Nonetheless, obesity is a modifiable risk factor and cognitive impairment in this population may be reversible. A growing literature shows that bariatric surgery is associated with improved acute and long-term cognitive function across several domains, particularly in memory abilities [7,99]. A likely mechanism for these findings involves resolution of medical comorbidities such as T2DM (See Figure 1). For example, bariatric surgery has been shown to improve glycemic control and result in long-term improvements and/or remission of T2DM and other metabolic risk factors [100]. In fact, recent attention has been paid to surgical intervention as an alternate treatment for T2DM versus lifestyle modifications [101]. Improvements in inflammation and circulating biomarkers after bariatric surgery may also lead to better cognitive outcomes [89,90]. Prospective studies are needed to clarify the mechanisms of improved cognitive function after weight loss surgery and whether surgical intervention can reduce the risk of cognitive decline and/or dementia in obese individuals.
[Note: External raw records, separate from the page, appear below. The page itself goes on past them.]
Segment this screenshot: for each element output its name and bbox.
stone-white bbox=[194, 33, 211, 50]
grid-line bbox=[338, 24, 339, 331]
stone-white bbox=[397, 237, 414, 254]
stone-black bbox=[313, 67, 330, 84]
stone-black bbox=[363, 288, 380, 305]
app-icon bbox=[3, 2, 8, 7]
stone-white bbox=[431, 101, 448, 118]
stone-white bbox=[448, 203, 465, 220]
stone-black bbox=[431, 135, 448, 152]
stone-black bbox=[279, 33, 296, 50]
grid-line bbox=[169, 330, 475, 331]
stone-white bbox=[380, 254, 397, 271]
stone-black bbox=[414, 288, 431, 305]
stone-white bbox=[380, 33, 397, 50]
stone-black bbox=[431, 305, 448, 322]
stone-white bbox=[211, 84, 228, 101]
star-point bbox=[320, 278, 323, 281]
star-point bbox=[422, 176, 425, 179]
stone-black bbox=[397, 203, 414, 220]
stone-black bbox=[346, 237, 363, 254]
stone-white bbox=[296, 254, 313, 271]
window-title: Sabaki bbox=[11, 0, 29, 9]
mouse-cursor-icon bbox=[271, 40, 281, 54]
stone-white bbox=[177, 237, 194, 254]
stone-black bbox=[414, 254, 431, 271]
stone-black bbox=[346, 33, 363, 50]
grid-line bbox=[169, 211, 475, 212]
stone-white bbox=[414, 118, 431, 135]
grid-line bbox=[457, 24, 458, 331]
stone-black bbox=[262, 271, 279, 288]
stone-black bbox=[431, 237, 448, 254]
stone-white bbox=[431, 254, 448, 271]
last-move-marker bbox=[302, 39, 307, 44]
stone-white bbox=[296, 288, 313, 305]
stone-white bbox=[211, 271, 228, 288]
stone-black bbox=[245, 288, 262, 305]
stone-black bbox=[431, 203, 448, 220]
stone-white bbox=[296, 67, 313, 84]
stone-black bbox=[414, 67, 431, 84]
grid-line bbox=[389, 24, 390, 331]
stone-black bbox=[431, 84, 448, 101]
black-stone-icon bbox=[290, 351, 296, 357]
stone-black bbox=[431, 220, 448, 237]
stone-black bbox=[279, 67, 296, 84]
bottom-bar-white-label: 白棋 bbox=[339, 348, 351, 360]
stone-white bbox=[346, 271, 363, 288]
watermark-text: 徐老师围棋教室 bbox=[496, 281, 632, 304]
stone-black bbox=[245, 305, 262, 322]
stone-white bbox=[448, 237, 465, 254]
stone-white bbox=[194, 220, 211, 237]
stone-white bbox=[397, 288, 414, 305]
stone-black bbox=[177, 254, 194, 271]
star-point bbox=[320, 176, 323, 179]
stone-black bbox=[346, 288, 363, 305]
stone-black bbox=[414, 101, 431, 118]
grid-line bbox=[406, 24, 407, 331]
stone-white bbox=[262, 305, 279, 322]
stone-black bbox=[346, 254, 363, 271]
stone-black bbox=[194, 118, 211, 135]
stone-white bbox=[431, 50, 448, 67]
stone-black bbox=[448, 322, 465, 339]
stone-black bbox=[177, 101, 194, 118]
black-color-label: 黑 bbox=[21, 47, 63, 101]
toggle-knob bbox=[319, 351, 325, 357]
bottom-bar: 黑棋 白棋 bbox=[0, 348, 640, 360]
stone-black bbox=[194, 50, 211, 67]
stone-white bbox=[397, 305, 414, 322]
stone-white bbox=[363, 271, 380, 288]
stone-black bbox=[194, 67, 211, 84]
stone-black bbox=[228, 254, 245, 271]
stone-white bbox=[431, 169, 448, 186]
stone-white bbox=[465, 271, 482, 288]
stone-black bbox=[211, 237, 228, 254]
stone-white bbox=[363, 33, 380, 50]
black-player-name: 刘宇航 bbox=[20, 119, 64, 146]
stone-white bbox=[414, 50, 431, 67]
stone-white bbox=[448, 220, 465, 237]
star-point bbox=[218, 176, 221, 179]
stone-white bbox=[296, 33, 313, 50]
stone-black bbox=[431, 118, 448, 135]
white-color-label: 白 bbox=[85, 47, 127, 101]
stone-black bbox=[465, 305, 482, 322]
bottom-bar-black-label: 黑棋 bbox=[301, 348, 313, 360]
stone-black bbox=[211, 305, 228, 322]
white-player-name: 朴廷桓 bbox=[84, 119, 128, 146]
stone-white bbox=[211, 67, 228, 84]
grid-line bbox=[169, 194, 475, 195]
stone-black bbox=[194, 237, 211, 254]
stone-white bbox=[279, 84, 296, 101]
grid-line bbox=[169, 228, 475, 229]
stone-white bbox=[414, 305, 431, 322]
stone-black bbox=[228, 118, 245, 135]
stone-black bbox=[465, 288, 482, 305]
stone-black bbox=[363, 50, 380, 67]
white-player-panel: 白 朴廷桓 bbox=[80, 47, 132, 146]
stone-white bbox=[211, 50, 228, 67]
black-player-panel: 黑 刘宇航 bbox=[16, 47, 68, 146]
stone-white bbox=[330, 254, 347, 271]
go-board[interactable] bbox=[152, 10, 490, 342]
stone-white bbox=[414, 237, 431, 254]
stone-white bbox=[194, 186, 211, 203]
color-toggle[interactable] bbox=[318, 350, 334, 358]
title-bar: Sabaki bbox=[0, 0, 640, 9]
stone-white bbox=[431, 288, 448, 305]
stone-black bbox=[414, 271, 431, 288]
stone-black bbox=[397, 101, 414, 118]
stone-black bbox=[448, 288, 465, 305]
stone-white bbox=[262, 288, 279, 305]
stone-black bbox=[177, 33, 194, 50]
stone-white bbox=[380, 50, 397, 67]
Although behavioral strategies (e.g., diet and exercise) are less successful for long-term weight loss, such interventions have been shown to improve cognitive function [102] and prospective studies should examine the neuroprotective effects of lifestyle modifications in obesity, particularly relative to weight loss surgery.
Conclusions
In brief summary, obese individuals are at risk for cognitive impairment via comorbid conditions and novel risk factors associated with adiposity. Clinicians working with obese individuals should be mindful of the possible presence of cognitive dysfunction and establish procedures for screening and/or referring for formal neuropsychological evaluation. Such screening methods may help to determine those patients at risk for reduced treatment adherence. Randomized control trials that follow obese individuals throughout the lifespan are needed to confirm the effects of obesity on the brain and identify the nature of cognitive decline in this population.